Los otros 2 se abalanzaron a golpearlo, pero esquivó sus golpes con movimientos sencillos, sin perder su actitud tranquila. Golpeó a los 2 restantes con sus manoplas tan fuerte, que cada golpe despedía sangre.  Los curiosos que pasaban cerca de la iglesia, se amontonaron a ver la paliza que les estaba dando a los 2 hombres.

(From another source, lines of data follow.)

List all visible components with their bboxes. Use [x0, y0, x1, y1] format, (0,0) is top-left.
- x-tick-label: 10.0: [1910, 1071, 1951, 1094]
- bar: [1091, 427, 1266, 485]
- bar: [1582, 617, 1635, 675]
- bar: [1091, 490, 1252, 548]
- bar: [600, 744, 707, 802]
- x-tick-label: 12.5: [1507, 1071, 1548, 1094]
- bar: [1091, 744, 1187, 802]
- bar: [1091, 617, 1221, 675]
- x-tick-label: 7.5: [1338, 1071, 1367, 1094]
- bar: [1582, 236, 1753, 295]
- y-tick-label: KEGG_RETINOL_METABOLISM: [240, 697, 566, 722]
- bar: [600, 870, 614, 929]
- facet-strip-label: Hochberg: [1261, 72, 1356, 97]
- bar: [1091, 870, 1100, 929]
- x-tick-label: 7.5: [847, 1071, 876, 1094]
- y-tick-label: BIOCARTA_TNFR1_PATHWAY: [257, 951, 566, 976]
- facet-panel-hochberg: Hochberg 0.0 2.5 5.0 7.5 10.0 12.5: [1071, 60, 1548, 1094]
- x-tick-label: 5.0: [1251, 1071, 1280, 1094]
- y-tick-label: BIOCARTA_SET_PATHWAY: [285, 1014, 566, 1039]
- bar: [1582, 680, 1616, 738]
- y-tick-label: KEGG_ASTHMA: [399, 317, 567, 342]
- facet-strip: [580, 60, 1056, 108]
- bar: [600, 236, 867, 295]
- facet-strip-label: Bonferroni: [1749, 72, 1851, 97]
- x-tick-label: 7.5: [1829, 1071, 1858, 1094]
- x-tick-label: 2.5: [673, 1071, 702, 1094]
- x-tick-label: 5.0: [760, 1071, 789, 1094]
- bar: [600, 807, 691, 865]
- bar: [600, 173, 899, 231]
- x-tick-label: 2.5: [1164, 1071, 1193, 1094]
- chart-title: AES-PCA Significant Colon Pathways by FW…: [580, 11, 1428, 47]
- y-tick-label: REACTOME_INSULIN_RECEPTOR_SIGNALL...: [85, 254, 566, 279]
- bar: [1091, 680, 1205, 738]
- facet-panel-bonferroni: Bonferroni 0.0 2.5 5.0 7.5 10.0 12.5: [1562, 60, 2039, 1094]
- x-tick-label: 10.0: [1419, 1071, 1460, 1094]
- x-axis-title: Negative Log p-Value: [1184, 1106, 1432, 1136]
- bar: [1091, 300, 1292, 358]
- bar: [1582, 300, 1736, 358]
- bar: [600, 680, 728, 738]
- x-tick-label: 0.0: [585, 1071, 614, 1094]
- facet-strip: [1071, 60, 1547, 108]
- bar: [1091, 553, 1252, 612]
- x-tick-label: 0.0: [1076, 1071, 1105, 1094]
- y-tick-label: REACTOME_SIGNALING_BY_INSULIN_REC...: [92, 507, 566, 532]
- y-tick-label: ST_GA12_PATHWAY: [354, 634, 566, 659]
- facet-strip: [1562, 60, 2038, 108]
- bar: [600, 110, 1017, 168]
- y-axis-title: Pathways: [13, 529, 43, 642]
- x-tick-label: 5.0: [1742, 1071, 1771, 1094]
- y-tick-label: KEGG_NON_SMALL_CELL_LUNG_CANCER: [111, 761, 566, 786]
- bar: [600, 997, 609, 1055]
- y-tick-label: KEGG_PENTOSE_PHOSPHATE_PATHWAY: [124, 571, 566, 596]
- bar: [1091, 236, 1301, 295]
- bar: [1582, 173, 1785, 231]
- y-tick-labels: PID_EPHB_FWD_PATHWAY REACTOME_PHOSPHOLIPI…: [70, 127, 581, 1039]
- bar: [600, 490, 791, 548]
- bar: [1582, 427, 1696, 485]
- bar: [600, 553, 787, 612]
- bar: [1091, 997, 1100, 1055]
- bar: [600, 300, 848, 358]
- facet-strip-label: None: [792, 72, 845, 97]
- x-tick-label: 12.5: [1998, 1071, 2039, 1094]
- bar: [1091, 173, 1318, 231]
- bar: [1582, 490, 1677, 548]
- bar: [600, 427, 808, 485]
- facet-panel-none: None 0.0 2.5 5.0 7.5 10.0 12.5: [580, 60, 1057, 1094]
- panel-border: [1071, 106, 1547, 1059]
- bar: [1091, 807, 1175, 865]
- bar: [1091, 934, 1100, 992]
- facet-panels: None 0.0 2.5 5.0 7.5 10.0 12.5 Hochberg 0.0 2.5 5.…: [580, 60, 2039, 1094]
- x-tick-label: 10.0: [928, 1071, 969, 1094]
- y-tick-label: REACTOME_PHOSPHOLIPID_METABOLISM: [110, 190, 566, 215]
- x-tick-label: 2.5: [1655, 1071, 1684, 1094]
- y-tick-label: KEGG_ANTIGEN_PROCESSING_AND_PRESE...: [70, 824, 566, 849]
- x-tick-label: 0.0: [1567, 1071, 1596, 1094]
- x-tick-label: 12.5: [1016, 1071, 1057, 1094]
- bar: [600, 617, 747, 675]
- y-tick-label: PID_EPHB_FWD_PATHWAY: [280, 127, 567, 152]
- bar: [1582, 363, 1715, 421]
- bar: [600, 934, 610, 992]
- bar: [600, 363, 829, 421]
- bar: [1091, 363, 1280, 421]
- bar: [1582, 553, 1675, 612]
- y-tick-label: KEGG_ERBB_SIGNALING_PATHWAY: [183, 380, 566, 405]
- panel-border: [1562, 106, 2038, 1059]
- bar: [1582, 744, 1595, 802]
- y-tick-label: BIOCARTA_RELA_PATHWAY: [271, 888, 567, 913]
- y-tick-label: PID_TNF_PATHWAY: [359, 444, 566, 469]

            Uno quedó inconsciente, después de recibir un gancho a la mandíbula que lo hizo suspenderse en el aire por un segundo. En cambio, el otro esperaba sin esperanzas el golpe final, pero el hombre de los guantes se detuvo en último momento. Se limitó a apretar su puño, como si algo lo detuviera. La sangre que quedó de la paliza se veía más escandalosa al estar frente a la iglesia, de una ciudad tan religiosa, por lo que no tardarían en llamar a la policía. El hombre de los guantes sabía que había atraído mucho la atención, y por un momento, les dedicó una mirada a los espectadores, girándose sobre sí mismo, para apreciar a la mayoría que lo grababa con celulares. Algunos estaban aterrorizados y le gritaban «asesino».